Simon writes about the universal need to understand universal human needs.
The better we understand our fundamental needs, the better we are equipped to live well and positively influence the lives of others. My own understanding of human needs forms the basis of pretty much all my actions as a philosopher, writer, teacher, husband, father, friend, and so on.
In addition to the brief introduction below, I encourage you to read and reflect on my 75-word Theory of Universal Human Needs, and to explore the reading list following the introduction. You may also enjoy two related articles: The Ninth Need and Cinema Unanimity.
An introduction to my human needs theory
I have always been interested in why humans do the things they do. I am fascinated by our wisdom and our stupidity, by our need for society and individuality, and by our innate cohesion and our seemingly intractable conflicts.
Without knowing what a human needs theory was, I spent year after year travelling, observing, and thinking about universal needs — about what connects us all. Then, in March 2004, one of my brothers-in-law was reviewing an early draft of my writing guidebook, Clear, Concise, Compelling, and he pointed out that I had in fact written a human needs theory (without the thesis).

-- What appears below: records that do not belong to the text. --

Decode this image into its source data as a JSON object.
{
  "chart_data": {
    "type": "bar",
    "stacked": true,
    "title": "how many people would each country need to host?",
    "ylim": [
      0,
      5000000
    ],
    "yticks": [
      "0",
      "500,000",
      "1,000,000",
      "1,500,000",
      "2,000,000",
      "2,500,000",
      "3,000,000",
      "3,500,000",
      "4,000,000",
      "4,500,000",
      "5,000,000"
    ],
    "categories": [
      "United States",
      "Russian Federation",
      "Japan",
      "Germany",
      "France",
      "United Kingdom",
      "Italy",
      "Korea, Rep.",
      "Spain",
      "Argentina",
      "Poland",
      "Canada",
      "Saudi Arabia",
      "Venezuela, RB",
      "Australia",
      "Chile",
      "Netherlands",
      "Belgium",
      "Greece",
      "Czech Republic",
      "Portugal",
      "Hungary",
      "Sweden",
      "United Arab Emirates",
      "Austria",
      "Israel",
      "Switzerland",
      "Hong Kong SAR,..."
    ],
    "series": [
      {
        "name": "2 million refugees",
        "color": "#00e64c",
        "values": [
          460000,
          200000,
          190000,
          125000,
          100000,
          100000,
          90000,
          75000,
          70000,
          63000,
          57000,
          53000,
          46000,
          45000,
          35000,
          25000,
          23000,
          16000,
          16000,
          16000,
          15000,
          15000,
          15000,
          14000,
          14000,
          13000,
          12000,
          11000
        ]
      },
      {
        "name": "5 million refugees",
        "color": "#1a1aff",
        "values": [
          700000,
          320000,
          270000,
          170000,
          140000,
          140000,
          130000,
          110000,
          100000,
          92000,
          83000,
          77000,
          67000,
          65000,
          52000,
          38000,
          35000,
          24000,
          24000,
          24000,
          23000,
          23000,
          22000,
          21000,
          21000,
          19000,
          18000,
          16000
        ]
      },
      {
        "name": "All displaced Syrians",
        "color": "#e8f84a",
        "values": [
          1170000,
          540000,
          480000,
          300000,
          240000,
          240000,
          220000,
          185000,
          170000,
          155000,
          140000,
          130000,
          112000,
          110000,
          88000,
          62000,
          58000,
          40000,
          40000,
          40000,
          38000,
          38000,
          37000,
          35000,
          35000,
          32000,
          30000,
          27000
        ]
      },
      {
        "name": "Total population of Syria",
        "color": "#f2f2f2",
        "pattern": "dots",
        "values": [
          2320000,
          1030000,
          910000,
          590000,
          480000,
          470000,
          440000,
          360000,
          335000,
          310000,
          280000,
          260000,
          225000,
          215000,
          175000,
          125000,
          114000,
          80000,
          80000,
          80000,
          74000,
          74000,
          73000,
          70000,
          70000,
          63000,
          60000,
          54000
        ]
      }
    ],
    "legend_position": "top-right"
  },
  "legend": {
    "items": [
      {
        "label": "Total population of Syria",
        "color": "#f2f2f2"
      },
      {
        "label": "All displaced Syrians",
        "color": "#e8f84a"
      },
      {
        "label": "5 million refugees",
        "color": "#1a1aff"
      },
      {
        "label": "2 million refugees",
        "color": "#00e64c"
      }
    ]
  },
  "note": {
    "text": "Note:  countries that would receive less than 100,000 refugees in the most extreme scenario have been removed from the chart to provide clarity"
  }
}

A ‘theory of universal human needs‘ sounds a bit pompous, but it’s an accurate title and the content (at just 75 words) is anything but pompous. And although I drew on the advice of academics (such as Dr Niki Harre from The University of Auckland) and read academic texts, my theory is not a formal academic one. Does that make it less helpful? I don’t think so (and based on countless citations of the theory, it seems many others agree), but you can decide for yourself. And that’s the key to my theory: accessibility — anyone can read it and critique it, which seems to me to be a helpful quality for a theory that attempts to identify and understand universal human needs. It is intended to be everyone’s list of needs.
So my approach relies on brevity and natural philosophy (observation, contemplation, logic), and my simple hope is that the theory proves useful. I have, in any case, put a peg in the ground.
Further reading on human needs
Surprisingly, it seems very few humans have attempted to define our common needs. We seem to know much more about what it takes to run a car smoothly, for example, than what it takes for the driver of that car to live his or her life smoothly. Only a handful of theories relating to human needs have ever been published. Here is a list of four I recommend you explore.
- 1940s: Abraham Maslow’s Hierarchy of Human Needs
Maslow is the author of the well-known human needs pyramid. Perhaps the most striking difference between our theories, highlighted visually in his pyramid and my nautilus diagram, is the contrast between Maslow’s self-actualization need and my eighth need (to help others). Whilst these needs are both our pinnacle needs (which can only be achieved when the other needs are satisfied), I see helping others as our primary motivator whereas Maslow saw (originally, at least) self-actualization as a need that only the few (the elite) attempt to satisfy.
- 1960s: David McClelland’s Acquired Needs Theory
McClelland proposes three types of innate motivation that significantly influence our behaviour.
- 1960s: Clayton Alderfer’s ERG Theory
Maslow’s theory well reworked into three interrelated needs: existence, relatedness, and growth.
- 1980s: Manfred Max-Neef’s Fundamental Needs Matrix
Max-Neef distinguishes 9 needs from a multitude of satisfiers which he grouped into 4 categories (qualities, things, actions, and settings).
If, like me, you are also interested in conflict resolution, I also recommend you read John W. Burton’s article on human needs and conflict resolution. Burton argues that if it is unsatisfied needs that cause conflict, rather than innate aggression, then to resolve conflict we must direct our efforts at helping all the parties in conflict meet their human needs. A key reason I published my human needs theory is to provide a simple checklist for those immersed in conflict — or in trying to resolve conflict — to help identify the conditions for resolution.